Filippo Baroncini is Italy’s best chance, he finished runner-up in the European road race. Later, he finished fourth at Coppa Sabatini, where he was only beaten by Michael Valgren, Sonny Colbrelli and Mathieu Burgaudeau. The Italian is heading to Trek-Segafredo in 2022, where he’ll demonstrate his skills on hilly terrain and in reduced sprint finishes. Another option for Italy is Filippo Zana, who finished on the podium at the Tour de l'Avenir earlier this season.
Ethan Vernon rides for Great Britain after he finished seventh in the U23 time trial earlier this week. He won a stage at the Tour de l'Avenir; however, Lewis Askey could be the Brit's leading choice. Askey has signed with Groupama-FDJ next season and is proving to be a versatile rider with a good sprint.

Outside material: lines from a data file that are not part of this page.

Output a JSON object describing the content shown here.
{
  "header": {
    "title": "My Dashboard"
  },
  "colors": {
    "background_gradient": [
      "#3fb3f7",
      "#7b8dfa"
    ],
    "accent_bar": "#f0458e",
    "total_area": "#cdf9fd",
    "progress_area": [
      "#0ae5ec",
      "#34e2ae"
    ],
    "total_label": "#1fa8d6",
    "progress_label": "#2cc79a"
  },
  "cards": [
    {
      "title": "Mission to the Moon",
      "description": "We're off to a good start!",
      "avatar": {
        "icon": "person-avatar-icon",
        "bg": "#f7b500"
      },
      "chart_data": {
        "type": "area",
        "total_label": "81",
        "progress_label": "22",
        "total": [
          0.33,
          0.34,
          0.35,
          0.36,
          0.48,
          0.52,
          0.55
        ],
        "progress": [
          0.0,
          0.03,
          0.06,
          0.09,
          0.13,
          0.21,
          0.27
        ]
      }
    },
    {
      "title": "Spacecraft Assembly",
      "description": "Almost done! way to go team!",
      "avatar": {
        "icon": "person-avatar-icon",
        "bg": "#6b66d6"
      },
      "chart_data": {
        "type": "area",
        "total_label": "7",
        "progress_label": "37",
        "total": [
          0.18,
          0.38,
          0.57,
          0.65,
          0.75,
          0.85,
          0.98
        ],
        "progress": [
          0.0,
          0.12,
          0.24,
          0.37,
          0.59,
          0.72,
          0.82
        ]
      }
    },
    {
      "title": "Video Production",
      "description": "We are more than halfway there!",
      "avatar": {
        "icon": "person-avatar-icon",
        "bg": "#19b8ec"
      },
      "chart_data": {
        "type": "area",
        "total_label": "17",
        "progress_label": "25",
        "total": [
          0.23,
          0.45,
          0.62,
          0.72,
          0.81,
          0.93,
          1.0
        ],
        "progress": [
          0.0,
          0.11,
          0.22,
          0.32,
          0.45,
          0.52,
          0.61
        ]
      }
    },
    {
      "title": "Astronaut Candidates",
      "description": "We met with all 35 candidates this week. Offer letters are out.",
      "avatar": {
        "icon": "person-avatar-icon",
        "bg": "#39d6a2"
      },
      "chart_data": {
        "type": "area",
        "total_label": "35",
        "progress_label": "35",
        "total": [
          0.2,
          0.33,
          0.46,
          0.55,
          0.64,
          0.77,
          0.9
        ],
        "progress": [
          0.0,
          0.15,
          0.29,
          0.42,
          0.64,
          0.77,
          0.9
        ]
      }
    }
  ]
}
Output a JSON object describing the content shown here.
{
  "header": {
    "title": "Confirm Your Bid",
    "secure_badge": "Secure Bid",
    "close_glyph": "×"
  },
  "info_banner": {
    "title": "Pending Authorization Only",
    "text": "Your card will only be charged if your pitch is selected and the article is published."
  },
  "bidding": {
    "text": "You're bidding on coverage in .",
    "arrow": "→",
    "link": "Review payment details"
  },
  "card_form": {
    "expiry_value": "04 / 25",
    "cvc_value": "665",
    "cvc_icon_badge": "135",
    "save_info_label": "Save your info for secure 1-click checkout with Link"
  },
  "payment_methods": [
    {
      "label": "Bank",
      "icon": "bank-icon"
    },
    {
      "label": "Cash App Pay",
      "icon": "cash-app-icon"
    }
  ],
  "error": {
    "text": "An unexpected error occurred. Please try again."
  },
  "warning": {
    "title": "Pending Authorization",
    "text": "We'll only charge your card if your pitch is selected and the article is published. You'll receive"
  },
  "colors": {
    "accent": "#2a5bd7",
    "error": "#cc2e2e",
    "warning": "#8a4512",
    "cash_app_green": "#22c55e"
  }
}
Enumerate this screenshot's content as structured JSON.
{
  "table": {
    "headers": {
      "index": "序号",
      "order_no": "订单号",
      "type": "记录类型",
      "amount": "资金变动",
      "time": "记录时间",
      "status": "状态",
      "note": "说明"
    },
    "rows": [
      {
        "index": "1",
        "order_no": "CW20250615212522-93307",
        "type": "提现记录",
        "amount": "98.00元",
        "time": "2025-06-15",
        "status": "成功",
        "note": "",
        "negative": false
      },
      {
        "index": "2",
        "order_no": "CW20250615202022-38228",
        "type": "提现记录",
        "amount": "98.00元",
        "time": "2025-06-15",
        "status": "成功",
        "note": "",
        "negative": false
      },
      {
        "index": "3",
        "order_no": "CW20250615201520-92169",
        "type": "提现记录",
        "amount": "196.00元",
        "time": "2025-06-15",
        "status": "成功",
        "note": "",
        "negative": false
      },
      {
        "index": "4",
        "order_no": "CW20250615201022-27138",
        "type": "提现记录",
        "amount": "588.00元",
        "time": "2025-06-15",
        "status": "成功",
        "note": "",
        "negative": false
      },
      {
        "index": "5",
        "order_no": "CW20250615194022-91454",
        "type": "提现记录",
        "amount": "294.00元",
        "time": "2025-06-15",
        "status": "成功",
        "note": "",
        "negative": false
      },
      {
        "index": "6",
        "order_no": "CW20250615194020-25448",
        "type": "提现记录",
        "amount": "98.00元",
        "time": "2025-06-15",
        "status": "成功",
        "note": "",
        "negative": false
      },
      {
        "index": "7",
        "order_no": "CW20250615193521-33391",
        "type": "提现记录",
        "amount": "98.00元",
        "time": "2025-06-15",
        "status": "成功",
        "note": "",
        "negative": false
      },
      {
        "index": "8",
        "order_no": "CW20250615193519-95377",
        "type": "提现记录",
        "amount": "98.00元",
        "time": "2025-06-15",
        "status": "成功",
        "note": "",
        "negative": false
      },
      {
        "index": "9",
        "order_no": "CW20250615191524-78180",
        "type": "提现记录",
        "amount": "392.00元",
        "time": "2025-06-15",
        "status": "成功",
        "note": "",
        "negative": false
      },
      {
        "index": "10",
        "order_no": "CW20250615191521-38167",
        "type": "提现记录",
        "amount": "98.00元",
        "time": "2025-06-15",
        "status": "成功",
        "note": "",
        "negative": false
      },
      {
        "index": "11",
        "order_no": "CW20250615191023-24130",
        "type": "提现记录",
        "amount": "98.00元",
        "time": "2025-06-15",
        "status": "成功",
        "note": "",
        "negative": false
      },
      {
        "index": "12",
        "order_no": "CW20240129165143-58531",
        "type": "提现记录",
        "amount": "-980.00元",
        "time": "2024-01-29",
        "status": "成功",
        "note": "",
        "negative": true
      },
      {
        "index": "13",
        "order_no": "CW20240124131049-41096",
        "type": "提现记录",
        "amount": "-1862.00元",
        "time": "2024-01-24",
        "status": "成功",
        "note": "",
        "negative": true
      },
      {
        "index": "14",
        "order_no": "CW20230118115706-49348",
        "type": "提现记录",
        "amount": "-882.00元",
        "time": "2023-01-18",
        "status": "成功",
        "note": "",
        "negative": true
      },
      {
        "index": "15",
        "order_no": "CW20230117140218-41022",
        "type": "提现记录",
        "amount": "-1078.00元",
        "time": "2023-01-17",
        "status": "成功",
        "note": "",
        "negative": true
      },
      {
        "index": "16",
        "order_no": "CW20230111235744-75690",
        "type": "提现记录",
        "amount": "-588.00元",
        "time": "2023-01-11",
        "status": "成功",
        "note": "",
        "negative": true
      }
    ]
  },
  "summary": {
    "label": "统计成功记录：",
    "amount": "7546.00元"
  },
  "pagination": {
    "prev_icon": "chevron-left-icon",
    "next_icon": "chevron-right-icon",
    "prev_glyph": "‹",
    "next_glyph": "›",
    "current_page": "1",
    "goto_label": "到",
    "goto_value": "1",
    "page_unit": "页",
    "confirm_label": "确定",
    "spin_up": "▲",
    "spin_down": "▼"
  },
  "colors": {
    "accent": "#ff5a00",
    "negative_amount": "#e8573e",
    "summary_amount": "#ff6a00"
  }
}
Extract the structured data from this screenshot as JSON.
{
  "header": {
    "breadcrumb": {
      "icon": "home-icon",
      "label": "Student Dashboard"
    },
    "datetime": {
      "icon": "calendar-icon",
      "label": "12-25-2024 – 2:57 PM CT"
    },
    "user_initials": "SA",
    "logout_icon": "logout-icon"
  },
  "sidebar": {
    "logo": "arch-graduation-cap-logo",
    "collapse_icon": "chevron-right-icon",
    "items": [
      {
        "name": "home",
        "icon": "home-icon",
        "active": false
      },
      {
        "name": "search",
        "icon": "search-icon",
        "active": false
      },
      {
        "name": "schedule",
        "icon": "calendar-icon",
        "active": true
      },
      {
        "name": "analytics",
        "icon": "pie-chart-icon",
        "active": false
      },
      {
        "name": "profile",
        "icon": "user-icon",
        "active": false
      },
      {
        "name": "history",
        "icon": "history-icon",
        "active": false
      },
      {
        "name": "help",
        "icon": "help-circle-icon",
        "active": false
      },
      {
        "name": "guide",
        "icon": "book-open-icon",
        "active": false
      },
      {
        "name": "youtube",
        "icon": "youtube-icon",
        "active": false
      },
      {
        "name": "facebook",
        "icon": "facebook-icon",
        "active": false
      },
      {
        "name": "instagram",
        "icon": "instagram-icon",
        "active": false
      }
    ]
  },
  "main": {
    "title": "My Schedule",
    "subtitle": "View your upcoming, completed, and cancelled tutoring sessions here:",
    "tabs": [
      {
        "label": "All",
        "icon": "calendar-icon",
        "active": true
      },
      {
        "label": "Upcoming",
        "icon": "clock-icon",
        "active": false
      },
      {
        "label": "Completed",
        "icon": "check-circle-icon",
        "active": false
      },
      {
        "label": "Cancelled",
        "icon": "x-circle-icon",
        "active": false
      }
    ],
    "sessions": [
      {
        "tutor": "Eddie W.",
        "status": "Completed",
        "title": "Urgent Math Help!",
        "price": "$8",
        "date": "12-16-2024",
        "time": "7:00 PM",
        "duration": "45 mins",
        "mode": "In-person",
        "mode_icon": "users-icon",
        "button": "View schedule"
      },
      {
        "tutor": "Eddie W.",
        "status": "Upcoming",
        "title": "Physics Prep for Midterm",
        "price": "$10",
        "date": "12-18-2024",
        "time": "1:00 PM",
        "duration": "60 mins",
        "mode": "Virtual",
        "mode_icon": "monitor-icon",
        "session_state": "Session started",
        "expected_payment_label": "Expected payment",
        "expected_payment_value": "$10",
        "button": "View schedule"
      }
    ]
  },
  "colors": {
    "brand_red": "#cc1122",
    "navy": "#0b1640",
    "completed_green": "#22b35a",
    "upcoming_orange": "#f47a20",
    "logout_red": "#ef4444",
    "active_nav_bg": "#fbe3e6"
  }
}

Norway is another nation that boasts a range of capable options. Jonas Iversby Hvideberg was the U23 European Champion a year ago — he has signed with Team DSM for 2022. Idar Andersen demonstrated his strength when he battled for stage victory alongside Gianni Moscon at the Tour of the Alps earlier this season. He also finished in the top five at the Tour of Slovakia this month. The second set of twins on the start line are Tobias Halland Johannessen and Anders Halland Johannessen. Tobias won the Tour de l’Avenir in August, despite a rampant solo attack from Carlos Rodriguez on the final stage. He was also third at Liège - Bastogne - Liège U23 earlier this month.
Although he hasn’t shown stellar form since, Mauro Schmid won a stage at the Giro d’Italia earlier this season, so must not be discounted. Austria’s Tobias Bayer is another rider to keep an eye on. He's a strong puncher, but doesn’t have any teammates.
Favourites: Biniam Ghirmay, Thibau Nys, Juan Ayuso, Mick Van Dijke, Marijn van den Berg, Filippo Baroncini
Outsiders: Filippo Zana, Magnus Sheffield, Lewis Askey, Alexis Renard, Finn Fisher-Black
We are backing Filippo Baroncini to win the men’s U23 road race at Flanders 2021. The race is wide open, so many have a good chance of claiming the rainbow jersey. However, Baroncini's skills on short hills and in a reduced sprint make him one of the primary favourites.